Si
algo tiene tranquilos a los hinchas de la
U , además del recuperado orden institucional y de la buena
campaña que hasta ahora se ha realizado, es la forma homogénea en la que el
cuerpo técnico y el plantel despliegan sus declaraciones, así como también el
hecho de que no se menosprecie a ningún rival y de que se tenga una autocrítica
constante. Y es que si bien los azules han cumplido actuaciones correctas y ya
no se observa el caos indecente del anterior torneo, aún acontecen ciertos
desajustes que pueden costar caro. Uno de ellos es la permeabilidad aérea que
posee la defensa.

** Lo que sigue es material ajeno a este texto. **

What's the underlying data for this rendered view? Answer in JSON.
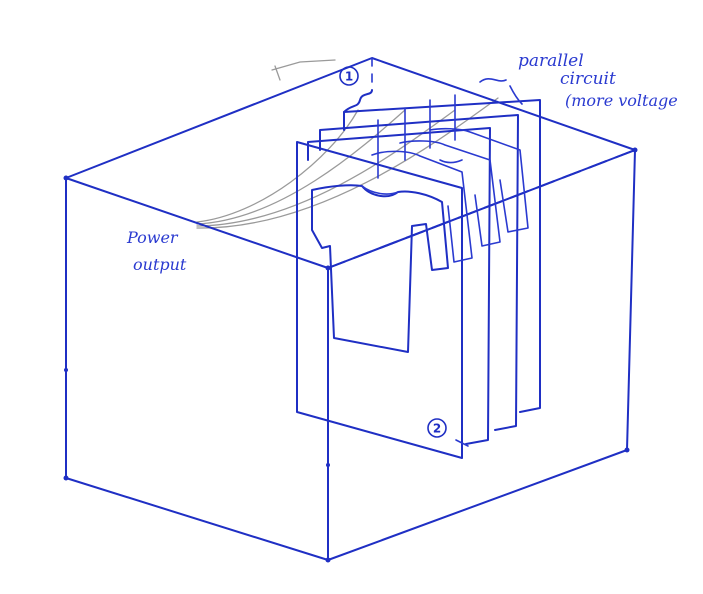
{
  "annotations": {
    "top_note_line1": "parallel",
    "top_note_line2": "circuit",
    "top_note_line3": "(more voltage",
    "left_note_line1": "Power",
    "left_note_line2": "output",
    "marker_1": "1",
    "marker_2": "2"
  },
  "colors": {
    "ink": "#1f2fc4",
    "pencil": "#9a9a9a",
    "paper": "#ffffff"
  }
}
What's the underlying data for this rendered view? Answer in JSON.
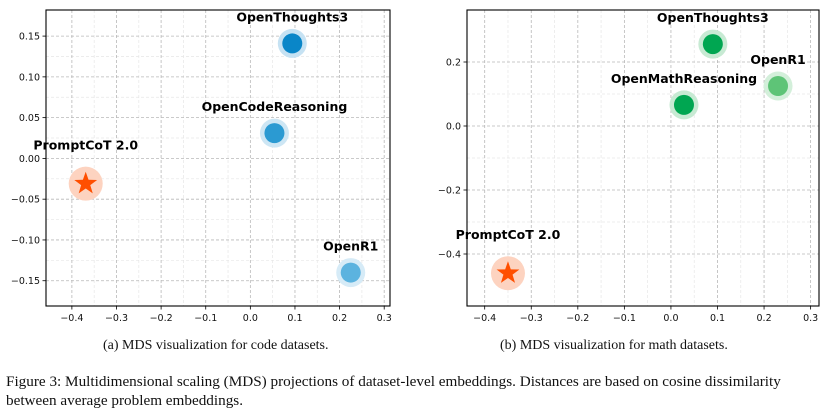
{
  "figure_caption": "Figure 3: Multidimensional scaling (MDS) projections of dataset-level embeddings. Distances are based on cosine dissimilarity between average problem embeddings.",
  "chart_data": [
    {
      "id": "code",
      "type": "scatter",
      "caption": "(a) MDS visualization for code datasets.",
      "title": "",
      "xlabel": "",
      "ylabel": "",
      "xlim": [
        -0.458,
        0.313
      ],
      "ylim": [
        -0.181,
        0.182
      ],
      "xticks": [
        -0.4,
        -0.3,
        -0.2,
        -0.1,
        0.0,
        0.1,
        0.2,
        0.3
      ],
      "xtick_labels": [
        "−0.4",
        "−0.3",
        "−0.2",
        "−0.1",
        "0.0",
        "0.1",
        "0.2",
        "0.3"
      ],
      "yticks": [
        0.15,
        0.1,
        0.05,
        0.0,
        -0.05,
        -0.1,
        -0.15
      ],
      "ytick_labels": [
        "0.15",
        "0.10",
        "0.05",
        "0.00",
        "−0.05",
        "−0.10",
        "−0.15"
      ],
      "grid": true,
      "legend": "none",
      "points": [
        {
          "name": "PromptCoT 2.0",
          "x": -0.369,
          "y": -0.031,
          "marker": "star",
          "color": "#ff4f00",
          "halo": "#fdd3c0"
        },
        {
          "name": "OpenThoughts3",
          "x": 0.094,
          "y": 0.141,
          "marker": "circle",
          "color": "#0a86c8",
          "halo": "#c6e2f3"
        },
        {
          "name": "OpenCodeReasoning",
          "x": 0.054,
          "y": 0.031,
          "marker": "circle",
          "color": "#2b9ad2",
          "halo": "#cde6f4"
        },
        {
          "name": "OpenR1",
          "x": 0.225,
          "y": -0.14,
          "marker": "circle",
          "color": "#5cb3df",
          "halo": "#d6ebf7"
        }
      ]
    },
    {
      "id": "math",
      "type": "scatter",
      "caption": "(b) MDS visualization for math datasets.",
      "title": "",
      "xlabel": "",
      "ylabel": "",
      "xlim": [
        -0.438,
        0.318
      ],
      "ylim": [
        -0.5625,
        0.3625
      ],
      "xticks": [
        -0.4,
        -0.3,
        -0.2,
        -0.1,
        0.0,
        0.1,
        0.2,
        0.3
      ],
      "xtick_labels": [
        "−0.4",
        "−0.3",
        "−0.2",
        "−0.1",
        "0.0",
        "0.1",
        "0.2",
        "0.3"
      ],
      "yticks": [
        0.2,
        0.0,
        -0.2,
        -0.4
      ],
      "ytick_labels": [
        "0.2",
        "0.0",
        "−0.2",
        "−0.4"
      ],
      "grid": true,
      "legend": "none",
      "points": [
        {
          "name": "PromptCoT 2.0",
          "x": -0.35,
          "y": -0.46,
          "marker": "star",
          "color": "#ff4f00",
          "halo": "#fdd3c0"
        },
        {
          "name": "OpenThoughts3",
          "x": 0.09,
          "y": 0.256,
          "marker": "circle",
          "color": "#00a651",
          "halo": "#c7ead3"
        },
        {
          "name": "OpenMathReasoning",
          "x": 0.028,
          "y": 0.066,
          "marker": "circle",
          "color": "#00a651",
          "halo": "#c7ead3"
        },
        {
          "name": "OpenR1",
          "x": 0.23,
          "y": 0.125,
          "marker": "circle",
          "color": "#5ec477",
          "halo": "#d3efda"
        }
      ]
    }
  ]
}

En este partido -y ya con la cuenta dos a cero a favor-
entraron a cabecear libremente dos contrincantes por el segundo palo y uno de
ellos era Elizondo. Por suerte, el remate fue al medio del arco. Luego, y esta
vez en el primer palo, se registró otro golpe de cabeza que pasó sobre el
horizontal. Ambas situaciones surgieron de pelota parada. Si la U pretende disfrutar este
campeonato, Lasarte deberá corregir esta clase de detalles. Otro factor de
riesgo ha sido cierta infiltración por el costado izquierdo de la zaga, en la
que Suárez no se siente cómodo, sobre todo cuando debe cerrar a los adversarios
que vienen lanzados. A favor del ex loíno, en todo caso, hay que hablar de su
sacrificio y entrega: es un zaguero valiente que puede evolucionar. También se
ha registrado cierta perturbación al momento de pelear las segundas pelotas a
la entrada del área propia: si no hubiese sido por la enorme tapada de Herrera,
Farfán hubiese descontado. Sí, Farfán, el mismo que le hacía el quite a los
trancazos de Guaraní cuando se ganó en Santiago.
Lo
demás está funcionando: se sale con claridad desde el fondo, se corre todo el
partido, el mediocampo pesa más con la presencia de Espinoza, también ha
crecido Martínez, se oprime la salida de los contrincantes, se abre la cancha
constantemente, se ataca de forma masiva, el equipo marca goles de manera simétrica y algunos muertos
continúan resucitando. Por fin Ubilla ejecutó diagonales y salió del pleito como
goleador. Tanto él como Rubio, Duma, Cortés, Corujo y quien sea que se lance al
ataque, deben aprovechar la devolución de primera del excelente Canales.
En
suma, el futuro se ve estable y, como hemos insistido, lo más importante de
todo es que se recuperó la decencia.